The Admirable Carfew: Edgar Wallace

If Anthony The Brigand Newton made a living by gently taking some cream off the well-endowed and Jack The Iron Grip Bryce by handling difficult cases for a law firm through a combination of brain and brawn, the admirable Felix Carfew survives in spite of himself, and through extra-large portions of luck, “a man who attracted money to him by the exercise of one set of qualities, and repelled it by the employment of another set”. His broker, Parker of Parker & Parker, puts up with him as would the rich father of a benign idiot. Of course, Carfew has a different take on his life. He believes that “the division of responsibility as between Carfew and Providence was so arranged that, if things turned out well, Carfew had succeeded in spite of Providence, and if they failed, they had failed in spite of Carfew.”

Starting off with a lucky break after being mistaken for a famous reporter with the same last name, Felix Carfew mostly flukes through the fifteen stories in this collection, selling a dud invention here, befriending a lord here and a rebel brigand there and generally surviving bankruptcy and his own ineptness.

In The Eccentric Mr. Gobleheim, for a change luck walks into Carfew’s life in the form of the eccentric duo of Lewis & Gobleheim, who actually offer him an unbelievably good deal. And our admirable protagonist chooses precisely that moment to smell a confidence trickster. Thus losing a cool deal in the bargain.

Patriots is a bit of a mini-classic, pitting the US against the UK, specifically New York versus London, in terms of their appreciation of theatre.

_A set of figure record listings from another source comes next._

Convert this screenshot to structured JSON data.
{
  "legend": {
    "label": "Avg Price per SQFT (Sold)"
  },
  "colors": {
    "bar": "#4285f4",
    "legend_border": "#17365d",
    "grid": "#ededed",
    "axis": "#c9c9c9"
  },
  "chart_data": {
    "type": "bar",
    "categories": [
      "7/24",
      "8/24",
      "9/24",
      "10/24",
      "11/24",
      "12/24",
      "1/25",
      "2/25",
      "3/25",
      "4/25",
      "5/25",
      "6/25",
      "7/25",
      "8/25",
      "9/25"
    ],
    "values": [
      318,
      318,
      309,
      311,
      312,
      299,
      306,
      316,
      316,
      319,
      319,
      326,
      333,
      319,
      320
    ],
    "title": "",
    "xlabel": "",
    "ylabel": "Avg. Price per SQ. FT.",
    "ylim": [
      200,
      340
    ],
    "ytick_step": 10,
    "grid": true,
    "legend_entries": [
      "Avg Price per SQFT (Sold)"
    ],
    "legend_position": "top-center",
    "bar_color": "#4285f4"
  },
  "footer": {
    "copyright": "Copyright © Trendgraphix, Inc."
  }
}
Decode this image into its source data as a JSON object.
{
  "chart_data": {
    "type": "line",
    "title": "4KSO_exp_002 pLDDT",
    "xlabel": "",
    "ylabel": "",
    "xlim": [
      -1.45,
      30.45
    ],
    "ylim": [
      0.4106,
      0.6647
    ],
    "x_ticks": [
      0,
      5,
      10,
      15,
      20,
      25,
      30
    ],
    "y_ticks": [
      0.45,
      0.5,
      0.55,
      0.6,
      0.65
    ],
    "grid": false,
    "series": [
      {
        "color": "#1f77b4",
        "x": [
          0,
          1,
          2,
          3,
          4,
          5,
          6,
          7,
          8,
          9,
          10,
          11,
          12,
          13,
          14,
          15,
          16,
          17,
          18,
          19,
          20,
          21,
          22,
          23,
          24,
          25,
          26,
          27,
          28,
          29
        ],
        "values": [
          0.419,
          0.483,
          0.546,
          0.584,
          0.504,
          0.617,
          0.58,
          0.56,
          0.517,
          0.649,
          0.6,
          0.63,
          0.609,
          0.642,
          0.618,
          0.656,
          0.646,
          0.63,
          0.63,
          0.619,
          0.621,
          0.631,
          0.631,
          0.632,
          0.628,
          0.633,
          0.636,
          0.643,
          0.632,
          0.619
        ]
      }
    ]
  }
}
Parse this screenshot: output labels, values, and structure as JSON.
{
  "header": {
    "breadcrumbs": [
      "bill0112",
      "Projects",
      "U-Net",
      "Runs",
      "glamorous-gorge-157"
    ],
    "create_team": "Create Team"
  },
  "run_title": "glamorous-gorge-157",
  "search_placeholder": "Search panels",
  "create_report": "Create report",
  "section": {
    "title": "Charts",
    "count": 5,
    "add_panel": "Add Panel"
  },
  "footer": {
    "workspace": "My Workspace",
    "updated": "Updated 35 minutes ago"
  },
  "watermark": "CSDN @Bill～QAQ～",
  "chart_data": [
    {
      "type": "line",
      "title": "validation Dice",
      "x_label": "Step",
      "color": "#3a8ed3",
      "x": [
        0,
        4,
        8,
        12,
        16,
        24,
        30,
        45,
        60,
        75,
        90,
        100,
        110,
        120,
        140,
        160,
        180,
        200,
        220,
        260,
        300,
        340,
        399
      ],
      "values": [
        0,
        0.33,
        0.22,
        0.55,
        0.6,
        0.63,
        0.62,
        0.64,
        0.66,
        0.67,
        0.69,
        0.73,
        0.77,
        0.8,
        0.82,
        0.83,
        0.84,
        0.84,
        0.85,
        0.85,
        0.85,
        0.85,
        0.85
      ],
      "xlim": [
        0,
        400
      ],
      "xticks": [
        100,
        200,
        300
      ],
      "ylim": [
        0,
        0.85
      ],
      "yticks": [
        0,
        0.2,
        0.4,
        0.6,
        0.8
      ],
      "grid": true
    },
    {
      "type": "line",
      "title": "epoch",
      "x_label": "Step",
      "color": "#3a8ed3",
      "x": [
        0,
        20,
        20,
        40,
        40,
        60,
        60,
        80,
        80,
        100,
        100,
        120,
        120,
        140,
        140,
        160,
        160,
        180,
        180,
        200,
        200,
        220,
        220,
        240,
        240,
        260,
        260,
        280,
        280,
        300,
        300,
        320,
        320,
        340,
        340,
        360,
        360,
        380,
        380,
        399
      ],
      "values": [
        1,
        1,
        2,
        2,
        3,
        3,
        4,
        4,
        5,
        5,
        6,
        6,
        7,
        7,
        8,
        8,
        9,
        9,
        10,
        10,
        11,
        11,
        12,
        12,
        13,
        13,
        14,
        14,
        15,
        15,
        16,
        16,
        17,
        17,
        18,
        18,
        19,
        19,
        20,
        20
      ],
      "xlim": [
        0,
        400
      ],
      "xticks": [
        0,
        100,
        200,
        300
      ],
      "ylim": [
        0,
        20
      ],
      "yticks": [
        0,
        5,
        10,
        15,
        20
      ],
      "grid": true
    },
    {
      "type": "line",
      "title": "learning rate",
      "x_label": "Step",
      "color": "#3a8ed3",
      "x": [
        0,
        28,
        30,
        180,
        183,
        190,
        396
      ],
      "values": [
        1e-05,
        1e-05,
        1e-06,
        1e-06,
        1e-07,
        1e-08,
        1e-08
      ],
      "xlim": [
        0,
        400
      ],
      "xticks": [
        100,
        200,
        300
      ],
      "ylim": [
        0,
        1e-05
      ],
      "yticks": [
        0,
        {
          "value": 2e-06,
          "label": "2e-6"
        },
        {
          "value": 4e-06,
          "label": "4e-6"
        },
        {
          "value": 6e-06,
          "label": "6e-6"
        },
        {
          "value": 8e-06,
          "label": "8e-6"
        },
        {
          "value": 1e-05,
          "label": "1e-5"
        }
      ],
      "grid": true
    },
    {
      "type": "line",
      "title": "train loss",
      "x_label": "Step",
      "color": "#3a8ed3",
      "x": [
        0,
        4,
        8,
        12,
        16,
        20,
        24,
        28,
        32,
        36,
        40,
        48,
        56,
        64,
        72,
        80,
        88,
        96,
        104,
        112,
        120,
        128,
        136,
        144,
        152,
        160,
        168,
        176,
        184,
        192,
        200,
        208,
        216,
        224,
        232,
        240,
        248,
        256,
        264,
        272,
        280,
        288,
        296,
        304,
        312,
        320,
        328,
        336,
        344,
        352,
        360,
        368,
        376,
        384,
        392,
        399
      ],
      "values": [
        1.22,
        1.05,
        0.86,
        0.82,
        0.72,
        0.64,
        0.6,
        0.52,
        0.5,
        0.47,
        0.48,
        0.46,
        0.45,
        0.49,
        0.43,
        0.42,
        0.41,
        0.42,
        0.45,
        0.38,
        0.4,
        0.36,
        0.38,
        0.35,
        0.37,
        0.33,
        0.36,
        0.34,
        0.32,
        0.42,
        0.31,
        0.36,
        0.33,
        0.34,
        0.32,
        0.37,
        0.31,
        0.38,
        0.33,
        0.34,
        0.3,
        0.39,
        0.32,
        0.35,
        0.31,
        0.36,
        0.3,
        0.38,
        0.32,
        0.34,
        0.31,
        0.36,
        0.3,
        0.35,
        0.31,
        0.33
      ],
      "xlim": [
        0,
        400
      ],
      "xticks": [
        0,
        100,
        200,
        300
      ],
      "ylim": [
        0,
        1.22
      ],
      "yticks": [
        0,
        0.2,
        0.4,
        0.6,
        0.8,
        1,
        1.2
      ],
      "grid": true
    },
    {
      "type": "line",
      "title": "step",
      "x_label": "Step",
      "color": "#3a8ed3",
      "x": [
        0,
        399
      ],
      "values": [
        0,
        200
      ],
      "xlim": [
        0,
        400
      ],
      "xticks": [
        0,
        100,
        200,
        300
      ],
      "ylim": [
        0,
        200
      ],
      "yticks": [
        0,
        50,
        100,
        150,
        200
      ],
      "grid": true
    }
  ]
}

Tobbins, Limited, the longest story of the lot, takes a dig at advertising and sales promotion, with the subtly named advertising agency, Exploitation Publicity Company. The tale is perhaps a reflection of its times, when advertising was not considered an above-board strategy. It is also one of the few tales in the collection in which Carfew actually succeeds consciously and without the benefit of accidents.

One and Sevenpence Ha’penny provides a delightful ending to a largely interesting collection. It has shades of the last episode of Jeffrey Archer’s Not a Penny Less, Not a Penny More. Carfew counts his fortune and finds himself one and sevenpence ha’penny” short of thirty-five thousand pounds. So he goes out to earn it. And in the process, his close circle, his servant Villiers, his broker Parker, an old associate Wilner and his business partner May Tobbin and her father all think Carfew has gone mad. And as with Anthony Newton and Jack Bryce, Carfew gets hitched in the end.

Dedicated and committed Plum fans may disagree violently, but in The Admirable Carfew, Edgar Wallace is as delightful as PG Wodehouse in terms of humour and protagonist characterisation.

Carfew’s view of life was that all the past had been ordered for his comfort.

Thus Edison had been born on a certain day in order that he might have his many electric appliances ready against Carfew reaching maturity. Stephenson had worked with no other object in view than that he should have railways shipshape by the time Carfew could afford to travel first class.

Carfew could perhaps have been as memorable a character as Bertie Wooster. A pity, then, that Wallace did not take Felix Carfew beyond this book.